Taraflar arasındaki “boşanma, velayet, nafaka ile maddi ve manevi tazminat” davasından dolayı yapılan yargılama sonunda; Bakırköy 1.Aile Mahkemesi’nce davanın kısmen kabulüne dair verilen 15.05.2009 gün ve 2007/589 E.-2009/316 K. sayılı kararın incelenmesi taraf vekilleri tarafından istenilmesi üzerine, Yargıtay 2.Hukuk Dairesi’nin 18.10.2010 gün ve 2009/15612 E.-2010/17079 K. sayılı ilamı ile;
(...1-Dosyadaki yazılara kararın dayandığı delillerle kanuna uygun sebeplere ve özellikle delillerin takdirinde bir yanlışlık görülmemesine göre tarafların aşağıdaki bentlerin kapsamı dışında kalan temyiz itirazları yersizdir.
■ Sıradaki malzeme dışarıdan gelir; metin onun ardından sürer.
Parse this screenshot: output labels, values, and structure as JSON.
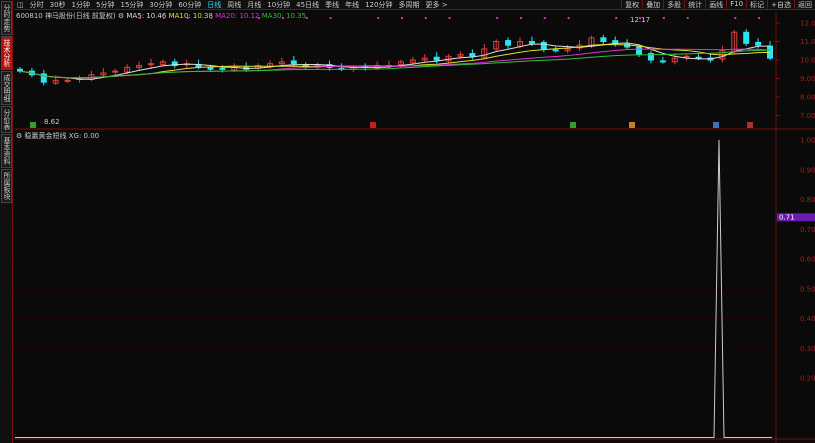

2-Boşanmada manevi tazminatın amacı, boşanmaya sebep olan olaylar yüzünden kişilik hakkı saldırıya uğrayan tarafın, bozulan ruhsal dengesini telafi etmek, manevi değerlerindeki eksilmeyi karşılamaktır. Onun için, kişilik haklarını ihlal eden fiille, tazminat miktarı arasında makul bir oranın bulunması gerekir. Bir tarafın zenginleşmesine yol açacak sonuçlar doğurur miktarda manevi tazminat takdiri, müesseseyi amacından saptırır. Hakim, tazminat miktarını saptarken, bir yandan kişilik hakları zedelenen tarafın, ekonomik ve sosyal durumunu ve boşanmada kusur bulunup bulunmadığını ve varsa kusur derecesini, fiilin ağırlığını; öbür yandan da, kişilik haklarına saldırıda bulunanın kusur derecesini, ekonomik ve sosyal durumunu göz önünde bulundurmak zorundadır. Açıklanan ilkeler gözetildiğinde davacı kadın yararına takdir edilen manevi tazminat miktarı orantısız ve çoktur. Daha uygun miktarda tazminat takdiri gerekirken yazılı şekilde hüküm kurulması doğru bulunmamıştır.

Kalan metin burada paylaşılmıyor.